Kaynak: Sahîh-i Buhârî, Kitâbu’n-nikâh
Konu: Nikâhta Erkekle Kadın Arasında Aranan Denklikler Dîn Husûsundadır Bâbı.
5147-)
Sehl ibn Sa'd (radıyallahü anh) şöyle demiştir: Rasûlüllah'ın yanından zengin bir adam geçti. Rasûlüllah(sallallahü aleyhi ve sellem): "Bu zengin kişi hakkında ne dersiniz?" diye onu tezkiye etmişti. hazır bulunanlar da: Bu kimse bir kadının izdivacına tâlib olsa, nikâh olunmaya; birisi hakkında şefaat ve tavsiye ederse, şefaati kabul edilmeye; bir söz söylese, sözü dinlenmeye lâyık bir kimsedir! diye şehâdet ettiler. ibn Sa'd dedi ki: Sonra Rasûlüllah sükût etti.

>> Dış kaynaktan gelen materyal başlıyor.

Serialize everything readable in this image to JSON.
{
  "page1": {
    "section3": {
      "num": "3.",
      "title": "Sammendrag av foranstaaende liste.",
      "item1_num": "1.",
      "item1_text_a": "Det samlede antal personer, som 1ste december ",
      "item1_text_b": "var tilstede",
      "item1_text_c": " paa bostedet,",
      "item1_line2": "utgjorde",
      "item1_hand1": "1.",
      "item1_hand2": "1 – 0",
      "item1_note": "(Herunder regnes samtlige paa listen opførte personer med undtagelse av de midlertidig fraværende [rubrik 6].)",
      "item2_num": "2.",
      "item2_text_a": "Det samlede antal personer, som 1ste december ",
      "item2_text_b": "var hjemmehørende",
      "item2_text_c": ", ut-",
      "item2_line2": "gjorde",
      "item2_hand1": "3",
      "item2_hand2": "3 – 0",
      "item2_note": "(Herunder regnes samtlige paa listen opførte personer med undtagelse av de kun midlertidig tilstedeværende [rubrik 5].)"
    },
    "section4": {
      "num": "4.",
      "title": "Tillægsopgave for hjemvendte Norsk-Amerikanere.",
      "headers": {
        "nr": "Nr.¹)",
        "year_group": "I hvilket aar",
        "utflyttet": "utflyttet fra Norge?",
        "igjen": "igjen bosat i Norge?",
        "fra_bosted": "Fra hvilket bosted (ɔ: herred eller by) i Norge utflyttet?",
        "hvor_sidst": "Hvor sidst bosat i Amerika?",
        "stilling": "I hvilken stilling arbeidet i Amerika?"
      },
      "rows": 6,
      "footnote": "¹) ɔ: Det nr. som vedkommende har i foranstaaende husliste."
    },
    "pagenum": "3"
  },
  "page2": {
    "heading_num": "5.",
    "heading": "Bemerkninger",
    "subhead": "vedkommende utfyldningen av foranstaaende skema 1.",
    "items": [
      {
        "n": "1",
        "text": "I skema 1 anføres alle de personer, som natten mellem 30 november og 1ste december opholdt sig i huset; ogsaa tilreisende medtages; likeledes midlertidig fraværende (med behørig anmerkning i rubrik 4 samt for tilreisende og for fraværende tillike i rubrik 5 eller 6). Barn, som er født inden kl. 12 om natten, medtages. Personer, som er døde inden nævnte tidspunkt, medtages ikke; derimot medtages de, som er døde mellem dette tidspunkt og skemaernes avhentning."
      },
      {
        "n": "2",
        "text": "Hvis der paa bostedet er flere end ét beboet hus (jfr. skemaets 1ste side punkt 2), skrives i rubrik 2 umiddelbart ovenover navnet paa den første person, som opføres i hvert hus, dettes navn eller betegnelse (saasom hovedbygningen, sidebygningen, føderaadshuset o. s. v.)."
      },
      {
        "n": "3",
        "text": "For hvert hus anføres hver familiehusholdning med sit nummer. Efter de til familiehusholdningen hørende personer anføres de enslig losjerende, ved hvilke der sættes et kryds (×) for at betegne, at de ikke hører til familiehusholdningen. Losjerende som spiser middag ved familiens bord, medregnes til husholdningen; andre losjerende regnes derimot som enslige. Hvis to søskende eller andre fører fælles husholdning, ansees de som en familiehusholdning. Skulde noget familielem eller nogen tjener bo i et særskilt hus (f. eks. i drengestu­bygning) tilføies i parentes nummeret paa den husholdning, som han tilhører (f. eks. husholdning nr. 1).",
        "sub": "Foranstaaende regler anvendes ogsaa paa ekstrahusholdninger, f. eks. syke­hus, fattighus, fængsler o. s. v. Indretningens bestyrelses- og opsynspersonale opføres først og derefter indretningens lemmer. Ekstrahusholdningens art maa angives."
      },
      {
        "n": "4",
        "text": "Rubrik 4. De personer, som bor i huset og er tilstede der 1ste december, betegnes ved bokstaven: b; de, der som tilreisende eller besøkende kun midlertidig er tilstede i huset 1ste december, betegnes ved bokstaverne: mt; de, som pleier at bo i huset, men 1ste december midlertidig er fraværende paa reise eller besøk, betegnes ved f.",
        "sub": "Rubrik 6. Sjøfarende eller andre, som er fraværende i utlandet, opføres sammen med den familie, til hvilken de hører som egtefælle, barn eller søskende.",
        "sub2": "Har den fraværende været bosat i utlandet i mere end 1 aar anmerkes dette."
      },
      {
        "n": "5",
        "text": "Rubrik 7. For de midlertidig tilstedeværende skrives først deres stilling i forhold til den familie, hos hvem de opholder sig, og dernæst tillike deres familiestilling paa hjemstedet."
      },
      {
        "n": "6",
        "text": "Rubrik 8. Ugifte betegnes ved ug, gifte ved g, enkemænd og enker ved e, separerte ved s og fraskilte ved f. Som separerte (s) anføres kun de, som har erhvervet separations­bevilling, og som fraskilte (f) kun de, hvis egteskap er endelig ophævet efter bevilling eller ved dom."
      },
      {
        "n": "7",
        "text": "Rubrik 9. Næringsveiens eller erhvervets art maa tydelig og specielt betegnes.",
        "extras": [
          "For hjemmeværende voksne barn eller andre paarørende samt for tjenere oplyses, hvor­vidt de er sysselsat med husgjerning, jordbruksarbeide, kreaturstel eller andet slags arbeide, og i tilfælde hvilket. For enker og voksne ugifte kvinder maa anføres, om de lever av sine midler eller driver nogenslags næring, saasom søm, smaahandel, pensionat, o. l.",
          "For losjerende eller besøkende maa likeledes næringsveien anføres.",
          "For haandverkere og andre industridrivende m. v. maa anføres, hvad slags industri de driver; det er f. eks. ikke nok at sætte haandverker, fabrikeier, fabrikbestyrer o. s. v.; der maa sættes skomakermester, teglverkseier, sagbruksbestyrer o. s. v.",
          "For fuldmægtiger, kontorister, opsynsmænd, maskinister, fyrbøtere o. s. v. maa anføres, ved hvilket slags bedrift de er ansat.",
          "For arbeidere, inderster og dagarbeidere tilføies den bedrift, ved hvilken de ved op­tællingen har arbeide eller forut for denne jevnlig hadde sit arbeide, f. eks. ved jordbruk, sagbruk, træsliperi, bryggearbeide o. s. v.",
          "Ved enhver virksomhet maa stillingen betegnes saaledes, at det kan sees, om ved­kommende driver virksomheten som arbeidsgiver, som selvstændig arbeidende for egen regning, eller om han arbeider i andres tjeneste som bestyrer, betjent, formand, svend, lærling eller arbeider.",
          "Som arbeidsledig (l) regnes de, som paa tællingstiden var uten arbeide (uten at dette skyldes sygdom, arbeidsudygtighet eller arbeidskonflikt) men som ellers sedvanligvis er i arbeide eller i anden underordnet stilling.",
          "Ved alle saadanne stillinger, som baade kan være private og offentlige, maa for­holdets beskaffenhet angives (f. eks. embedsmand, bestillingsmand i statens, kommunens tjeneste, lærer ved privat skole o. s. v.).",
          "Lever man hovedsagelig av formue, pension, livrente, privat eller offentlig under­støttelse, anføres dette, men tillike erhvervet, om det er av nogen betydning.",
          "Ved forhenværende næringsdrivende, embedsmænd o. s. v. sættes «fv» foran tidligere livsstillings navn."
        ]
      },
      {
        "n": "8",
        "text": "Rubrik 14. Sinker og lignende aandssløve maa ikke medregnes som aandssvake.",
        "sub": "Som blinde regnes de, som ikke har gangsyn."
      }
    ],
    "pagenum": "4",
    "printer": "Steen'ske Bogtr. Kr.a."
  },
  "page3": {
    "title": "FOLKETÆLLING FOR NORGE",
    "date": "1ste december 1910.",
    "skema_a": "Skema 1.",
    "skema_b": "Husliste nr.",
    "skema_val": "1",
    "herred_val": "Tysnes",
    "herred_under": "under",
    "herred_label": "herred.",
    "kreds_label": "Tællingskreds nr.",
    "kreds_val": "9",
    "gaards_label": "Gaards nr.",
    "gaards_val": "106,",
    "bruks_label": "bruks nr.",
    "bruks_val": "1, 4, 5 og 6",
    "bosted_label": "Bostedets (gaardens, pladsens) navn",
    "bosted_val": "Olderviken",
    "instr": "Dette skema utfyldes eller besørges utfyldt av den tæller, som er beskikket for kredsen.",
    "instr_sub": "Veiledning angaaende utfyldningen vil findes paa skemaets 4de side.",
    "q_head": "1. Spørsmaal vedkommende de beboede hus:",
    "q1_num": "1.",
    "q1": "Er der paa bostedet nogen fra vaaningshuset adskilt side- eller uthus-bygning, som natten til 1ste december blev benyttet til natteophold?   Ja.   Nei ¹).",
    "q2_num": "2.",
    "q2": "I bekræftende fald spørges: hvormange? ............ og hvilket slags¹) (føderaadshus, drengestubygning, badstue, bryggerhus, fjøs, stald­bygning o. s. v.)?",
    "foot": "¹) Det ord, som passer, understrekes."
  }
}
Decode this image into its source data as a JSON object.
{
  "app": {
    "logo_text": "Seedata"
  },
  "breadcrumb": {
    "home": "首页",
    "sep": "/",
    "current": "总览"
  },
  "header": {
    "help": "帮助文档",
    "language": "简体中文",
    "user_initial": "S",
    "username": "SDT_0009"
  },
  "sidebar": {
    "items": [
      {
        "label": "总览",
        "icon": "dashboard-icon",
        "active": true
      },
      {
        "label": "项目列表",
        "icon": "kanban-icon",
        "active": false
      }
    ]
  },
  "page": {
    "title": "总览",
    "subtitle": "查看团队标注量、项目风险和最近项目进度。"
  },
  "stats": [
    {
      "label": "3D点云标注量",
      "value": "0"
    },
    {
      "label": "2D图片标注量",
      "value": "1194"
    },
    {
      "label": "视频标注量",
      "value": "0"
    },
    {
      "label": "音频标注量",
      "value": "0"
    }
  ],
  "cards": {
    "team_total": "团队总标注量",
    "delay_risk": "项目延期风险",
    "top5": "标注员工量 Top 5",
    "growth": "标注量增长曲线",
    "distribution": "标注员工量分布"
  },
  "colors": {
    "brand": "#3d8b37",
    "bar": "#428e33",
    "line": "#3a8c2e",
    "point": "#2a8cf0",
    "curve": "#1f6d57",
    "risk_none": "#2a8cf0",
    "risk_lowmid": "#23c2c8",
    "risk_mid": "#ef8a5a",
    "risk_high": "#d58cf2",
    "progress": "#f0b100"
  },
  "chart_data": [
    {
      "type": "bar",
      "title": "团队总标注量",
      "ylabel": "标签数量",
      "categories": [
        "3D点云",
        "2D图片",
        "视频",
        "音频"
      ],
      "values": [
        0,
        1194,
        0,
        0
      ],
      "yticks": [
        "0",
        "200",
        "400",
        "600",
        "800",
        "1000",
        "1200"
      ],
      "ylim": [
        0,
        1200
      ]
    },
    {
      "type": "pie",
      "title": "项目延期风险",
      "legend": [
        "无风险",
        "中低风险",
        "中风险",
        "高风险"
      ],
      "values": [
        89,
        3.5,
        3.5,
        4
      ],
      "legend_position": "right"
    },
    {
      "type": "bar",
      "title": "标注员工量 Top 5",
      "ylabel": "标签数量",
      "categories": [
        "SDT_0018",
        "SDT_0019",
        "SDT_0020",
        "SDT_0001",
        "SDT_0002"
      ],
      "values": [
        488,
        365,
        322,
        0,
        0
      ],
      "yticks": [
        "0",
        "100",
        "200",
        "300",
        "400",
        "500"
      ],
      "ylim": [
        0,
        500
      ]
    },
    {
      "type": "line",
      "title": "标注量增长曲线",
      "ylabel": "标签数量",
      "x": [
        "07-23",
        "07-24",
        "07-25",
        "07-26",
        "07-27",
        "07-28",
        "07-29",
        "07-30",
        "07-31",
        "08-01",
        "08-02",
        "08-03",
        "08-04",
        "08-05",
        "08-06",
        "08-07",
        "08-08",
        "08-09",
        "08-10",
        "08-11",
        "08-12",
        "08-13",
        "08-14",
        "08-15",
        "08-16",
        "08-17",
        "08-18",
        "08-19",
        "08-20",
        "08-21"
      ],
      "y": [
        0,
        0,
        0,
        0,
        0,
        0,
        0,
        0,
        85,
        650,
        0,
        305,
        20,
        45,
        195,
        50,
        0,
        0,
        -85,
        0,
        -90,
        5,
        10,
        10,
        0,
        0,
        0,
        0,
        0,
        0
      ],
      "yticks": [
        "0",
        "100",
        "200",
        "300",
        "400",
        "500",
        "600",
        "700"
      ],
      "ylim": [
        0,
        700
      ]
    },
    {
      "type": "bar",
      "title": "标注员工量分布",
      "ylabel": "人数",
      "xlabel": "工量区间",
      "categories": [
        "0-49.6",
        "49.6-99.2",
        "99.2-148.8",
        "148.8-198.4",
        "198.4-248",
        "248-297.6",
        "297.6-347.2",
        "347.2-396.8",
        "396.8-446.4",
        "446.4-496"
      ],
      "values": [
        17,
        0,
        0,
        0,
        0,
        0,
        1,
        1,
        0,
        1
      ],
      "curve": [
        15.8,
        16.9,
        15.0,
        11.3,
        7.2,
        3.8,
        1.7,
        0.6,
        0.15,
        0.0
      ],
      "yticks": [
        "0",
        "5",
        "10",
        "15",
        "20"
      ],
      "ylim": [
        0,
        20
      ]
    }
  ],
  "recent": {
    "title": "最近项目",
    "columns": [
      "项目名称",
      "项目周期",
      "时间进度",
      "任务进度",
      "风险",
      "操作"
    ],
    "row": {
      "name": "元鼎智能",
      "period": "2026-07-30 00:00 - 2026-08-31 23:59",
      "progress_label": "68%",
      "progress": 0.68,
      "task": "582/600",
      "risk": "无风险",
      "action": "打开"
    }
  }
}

Bu sırada müslümânların fakirlerinden birisi geçti. Bu defa da Rasûlüllah: "Bu fakır kişi hakkında ne dersiniz?" diye sordu. Orada bulunanlar: Bu kimse de bir kadının nikâhına tâlib olsa, nikâh olunmaya; birisi hakkında şefaat ederse şefaati kabul olunmaya ve bir re'y beyân ederse, sözü dinlenmeye lâyık bir kimse değildir! dediler. üzerine Rasûİullah: "Bu fakır, öbür zengin gibi dünyâ dolusu insandan hayırlıdır" buyurdu
Kaynak: Sahîh-i Buhârî, Kitâbu’n-nikâh
Konu: Nikâhta Erkekle Kadın Arasında Aranan Denklikler Dîn Husûsundadır Bâbı.